Monday, April 29, 2013

Book 47: Crossing the Borders of Time

I was rather disappointed with this book, and I think part of it definitely had to do with my expectations.  Leslie Maitland is a journalist, and she wrote this book to document her family's history and to chronicle her search for her mother's long lost love, Roland.  As a result, I think I may have been expecting something more along the lines of The Lost or Annie's Ghosts, books that involved their authors digging into their family history (and secrets in one case) and telling the reader about all the research they had to do, the places this research led them before they were finally able to piece together a picture of the past.  In these cases, the research process was just as interesting as the actual backstory.  Unfortunately, all the research in this book takes place behind the scenes, mostly to confirm her mother's story or to find out what happened to certain people that had made a difference in her mom's lives, and the reader for the most part gets the story.
Generally, this isn't a bad thing - after all, I read novels because I like a story, but this story dragged on too much and seemed to be unsure of what it wanted to be.  Am I reading an epic love story?  It didn't feel like it, it felt more like young teenagers discovering their first love, and its importance was naturally inflated over their lives after other relationships disappointed them.  And I didn't even find the lovers that likable, especially Roland.  Is it a story of a family's escape from the Holocaust and the Nazis?  It works a bit more in this way but there is so much detail that it bogged down the actual book, and I couldn't even keep track of which maid was which.  Janine, the author's mother, was a teenager when she and her family fled to France's Alsace region from Germany, and she was from a well to do family with resources and relatives in many places.  While many well-to-do Jewish families perished in the Holocaust, Janine was lucky in that her parents recognized the threat early enough to apply for visas and get out.  It also helped that they had business relations in France, thus giving them options and making the idea of packing up and leaving a bit easier to face.  Once the Germans take back the Alsace area, they flee to other areas of France before finally being on one of the last ships to leave for Morrocco and then Cuba before finally ending up in the States.

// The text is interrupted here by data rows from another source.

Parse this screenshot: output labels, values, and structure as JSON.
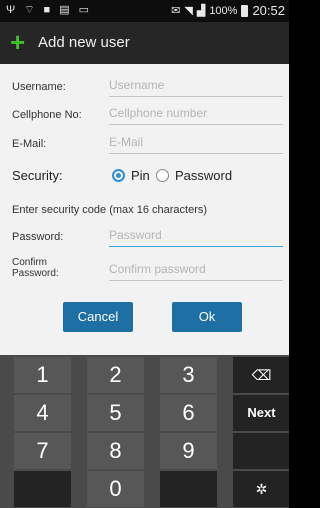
{
  "status_bar": {
    "left_icons": [
      "usb-icon",
      "android-icon",
      "lock-icon",
      "screenshot-icon",
      "image-icon"
    ],
    "right_icons": [
      "mail-icon",
      "wifi-icon",
      "signal-icon"
    ],
    "battery": "100%",
    "time": "20:52"
  },
  "action_bar": {
    "title": "Add new user",
    "icon": "plus-icon",
    "icon_color": "#3fbf2a"
  },
  "form": {
    "username": {
      "label": "Username:",
      "placeholder": "Username"
    },
    "cellphone": {
      "label": "Cellphone No:",
      "placeholder": "Cellphone number"
    },
    "email": {
      "label": "E-Mail:",
      "placeholder": "E-Mail"
    },
    "security": {
      "label": "Security:",
      "options": [
        {
          "label": "Pin",
          "selected": true
        },
        {
          "label": "Password",
          "selected": false
        }
      ]
    },
    "hint": "Enter security code (max 16 characters)",
    "password": {
      "label": "Password:",
      "placeholder": "Password"
    },
    "confirm": {
      "label_line1": "Confirm",
      "label_line2": "Password:",
      "placeholder": "Confirm password"
    }
  },
  "buttons": {
    "cancel": "Cancel",
    "ok": "Ok",
    "color": "#1e6fa3"
  },
  "keyboard": {
    "rows": [
      [
        "1",
        "2",
        "3",
        "⌫"
      ],
      [
        "4",
        "5",
        "6",
        "Next"
      ],
      [
        "7",
        "8",
        "9",
        ""
      ],
      [
        "",
        "0",
        "",
        "✲"
      ]
    ]
  }
}
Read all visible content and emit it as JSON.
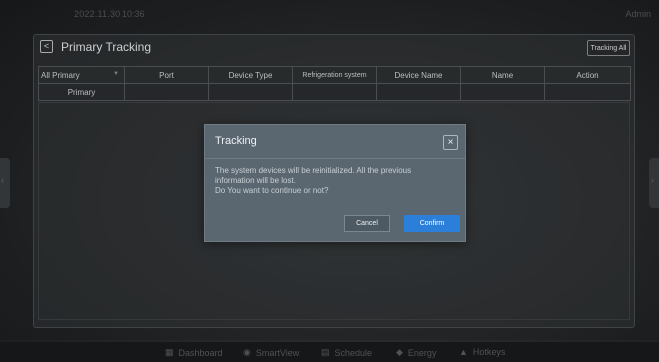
{
  "topbar": {
    "date": "2022.11.30",
    "time": "10:36",
    "user": "Admin"
  },
  "page": {
    "title": "Primary Tracking",
    "back_icon": "chevron-left-icon",
    "tracking_all_label": "Tracking All"
  },
  "table": {
    "filter_value": "All Primary",
    "headers": [
      "Port",
      "Device Type",
      "Refrigeration system",
      "Device Name",
      "Name",
      "Action"
    ],
    "rows": [
      {
        "type": "Primary"
      }
    ]
  },
  "dialog": {
    "title": "Tracking",
    "close_icon": "close-icon",
    "message_line1": "The system devices will be reinitialized. All the previous",
    "message_line2": "information will be lost.",
    "message_line3": "Do You want to continue or not?",
    "cancel_label": "Cancel",
    "confirm_label": "Confirm"
  },
  "bottom_nav": [
    {
      "label": "Dashboard",
      "icon": "dashboard-icon"
    },
    {
      "label": "SmartView",
      "icon": "smartview-icon"
    },
    {
      "label": "Schedule",
      "icon": "schedule-icon"
    },
    {
      "label": "Energy",
      "icon": "energy-icon"
    },
    {
      "label": "Hotkeys",
      "icon": "hotkeys-icon"
    }
  ],
  "colors": {
    "accent": "#2b7fd8",
    "dialog_bg": "#5a6670",
    "background": "#1f2123"
  }
}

The thing is that despite the fact that she is fleeing the Nazis, it's hard to always sympathize with Janine.  She is divided between loyalty to her family and her love for Roland at various times throughout the book and her life, even after the war is over.  There's a bit of the melodramatic teenager to her, going as far as to yell at some fellow Jewish refugees for making negative comments about France (which they believed could have done more to protect and help the Jewish refugee community).  Obviously, Janine had only an inkling of what Hitler was doing, but it's hard not to see her as a brat when she is so depressed about leaving her boyfriend when she is one of only a few to escape.  The author even acknowledges that her family was rather fortunate since they had the resources to flee, used those resources and had family across the western hemisphere to fall back on.  Even the majority of the extended family survived with one aunt and her three children being the exception.  Obviously there is more to the Holocaust than just the labor and death camps, and the term survivors applies to more than simply people that survived the concentration camps (in fact we just had a survivor speak to us for Day of Remembrance two weeks ago and he had survived as child hidden on a farm in the Netherlands).  In fact, I think it's important to also tell these stories but this book just seemed oddly detailed about too many things, making it hard to really get wrapped up in it.  There were some absolutely fascinating French people that helped the family whose stories I was much more interested in.

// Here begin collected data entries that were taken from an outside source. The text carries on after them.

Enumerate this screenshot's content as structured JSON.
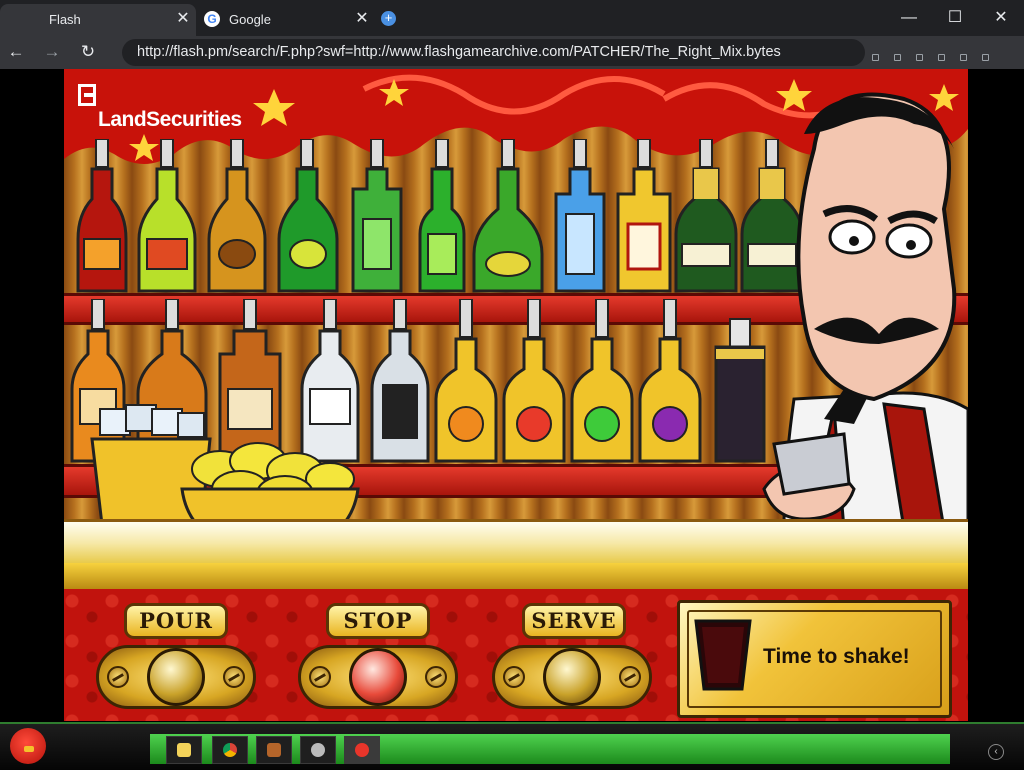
{
  "browser": {
    "tabs": [
      {
        "label": "Flash",
        "active": true
      },
      {
        "label": "Google",
        "active": false
      }
    ],
    "new_tab_icon": "plus-icon",
    "url": "http://flash.pm/search/F.php?swf=http://www.flashgamearchive.com/PATCHER/The_Right_Mix.bytes",
    "window_controls": {
      "minimize": "—",
      "maximize": "☐",
      "close": "✕"
    },
    "nav": {
      "back": "←",
      "forward": "→",
      "reload": "↻"
    },
    "tab_close": "✕",
    "google_favicon_glyph": "G",
    "new_tab_glyph": "+"
  },
  "game": {
    "sponsor_logo": "LandSecurities",
    "buttons": {
      "pour": "POUR",
      "stop": "STOP",
      "serve": "SERVE"
    },
    "status_message": "Time to shake!",
    "colors": {
      "panel_red": "#c1130d",
      "gold": "#e9b421",
      "stop_knob": "#e84a3a"
    }
  },
  "taskbar": {
    "start_icon": "angry-bird-icon",
    "items": [
      "folder-icon",
      "chrome-icon",
      "app-icon",
      "media-icon",
      "angry-bird-icon"
    ],
    "active_item": "angry-bird-icon",
    "tray_glyph": "‹"
  }
}
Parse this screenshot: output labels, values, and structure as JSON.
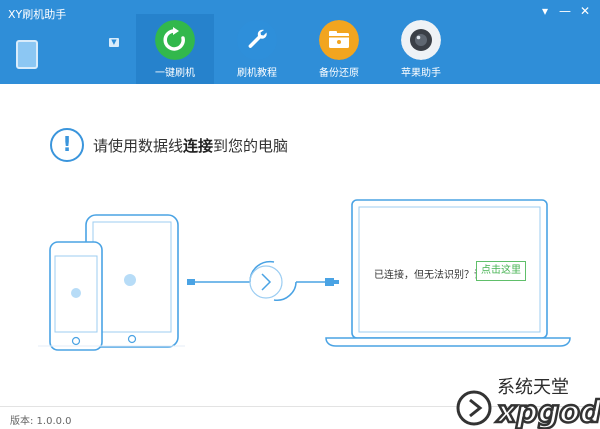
{
  "window": {
    "title": "XY刷机助手"
  },
  "controls": {
    "menu_icon": "▾",
    "minimize_icon": "—",
    "close_icon": "✕"
  },
  "tabs": [
    {
      "label": "一键刷机",
      "icon": "refresh-icon",
      "color": "#32b84c"
    },
    {
      "label": "刷机教程",
      "icon": "wrench-icon",
      "color": "#2e8fda"
    },
    {
      "label": "备份还原",
      "icon": "folder-icon",
      "color": "#f2a51f"
    },
    {
      "label": "苹果助手",
      "icon": "camera-icon",
      "color": "#eef2f6"
    }
  ],
  "notice": {
    "prefix": "请使用数据线",
    "emph": "连接",
    "suffix": "到您的电脑",
    "icon": "alert-icon"
  },
  "status": {
    "connected_text": "已连接，但无法识别？请",
    "click_here_label": "点击这里"
  },
  "footer": {
    "version": "版本: 1.0.0.0"
  },
  "watermark": {
    "text": "系统天堂",
    "subtext": "xpgod"
  }
}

Oddly enough, and this may be because I forced myself to sit down and finish the book, the story actually picked up for me once they were in New York.  Despite my interest in the Holocaust, I prefered the part of the book that described Janine's life as an American housewife in the '50s.  Her marriage is troubled and difficult, but based on her daughter's descriptions of some of her mother's behaviors, especially early in the marriage, I can't help but wonder how much of that was due to her mother's actions which would set the stage for how her husband reacted to her and behaved himself.

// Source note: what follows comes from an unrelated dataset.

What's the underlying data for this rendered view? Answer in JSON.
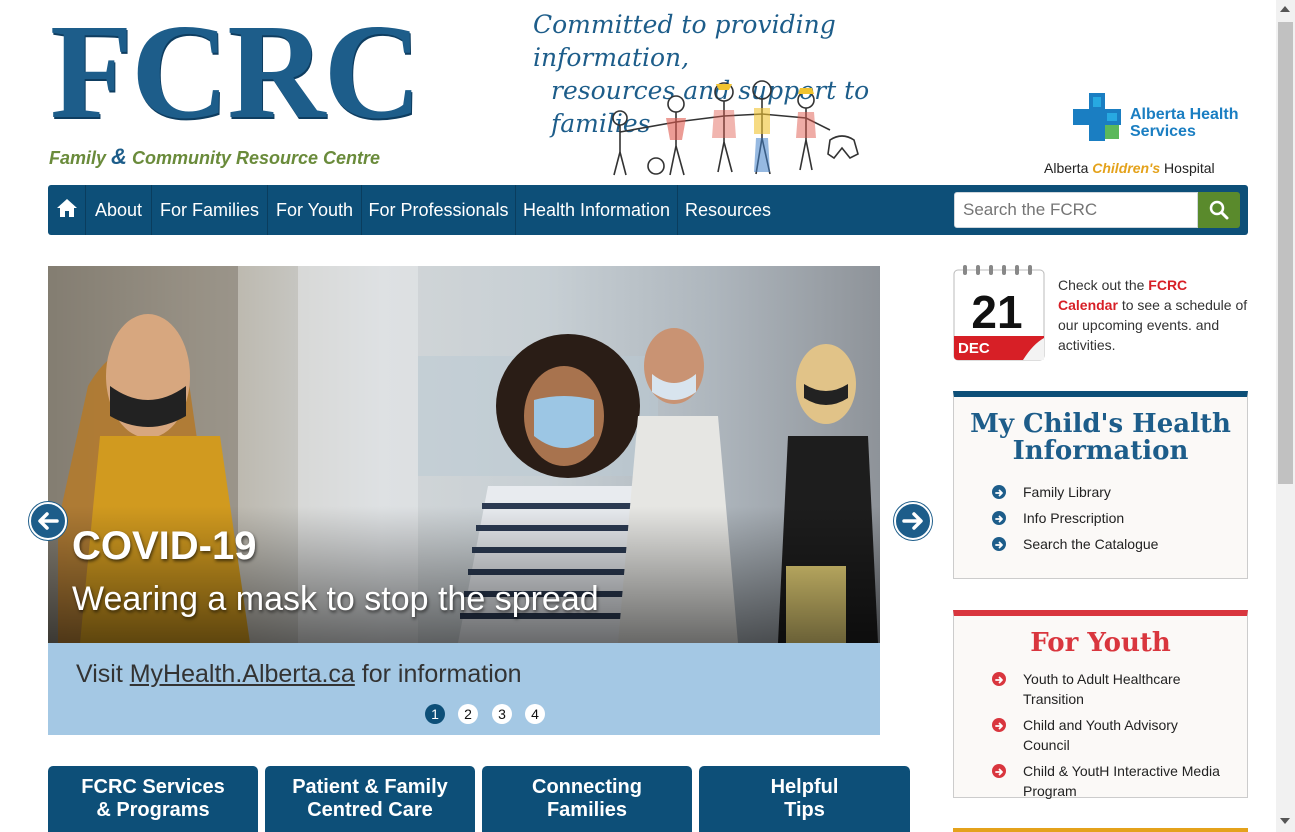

Overall, I wouldn't recommend this.  If you're looking for a narrative about France under German occupation, then this book has parts of that, but there must be better more comprehensive ones; if it's a great love story, then this is certainly not it; a story about researching and discovering more about one's family and finding lost people?  Not really the focus.  Really, I think I'd be more likely to recommend it to someone interested in marriage in the '50s than some with a desire to learn about WWII.  The other part that was good when Maitland described her own trips to Europe, and the ways that Germany and specifically the town her mother was from was trying to make reparations and acknowledge what they had done.  If the book had been cut down by a hundred pages, I think it would have been much better but as it is, it was a struggle to get through, and the parts I enjoyed were too late into the book for me to inflict this on anyone else.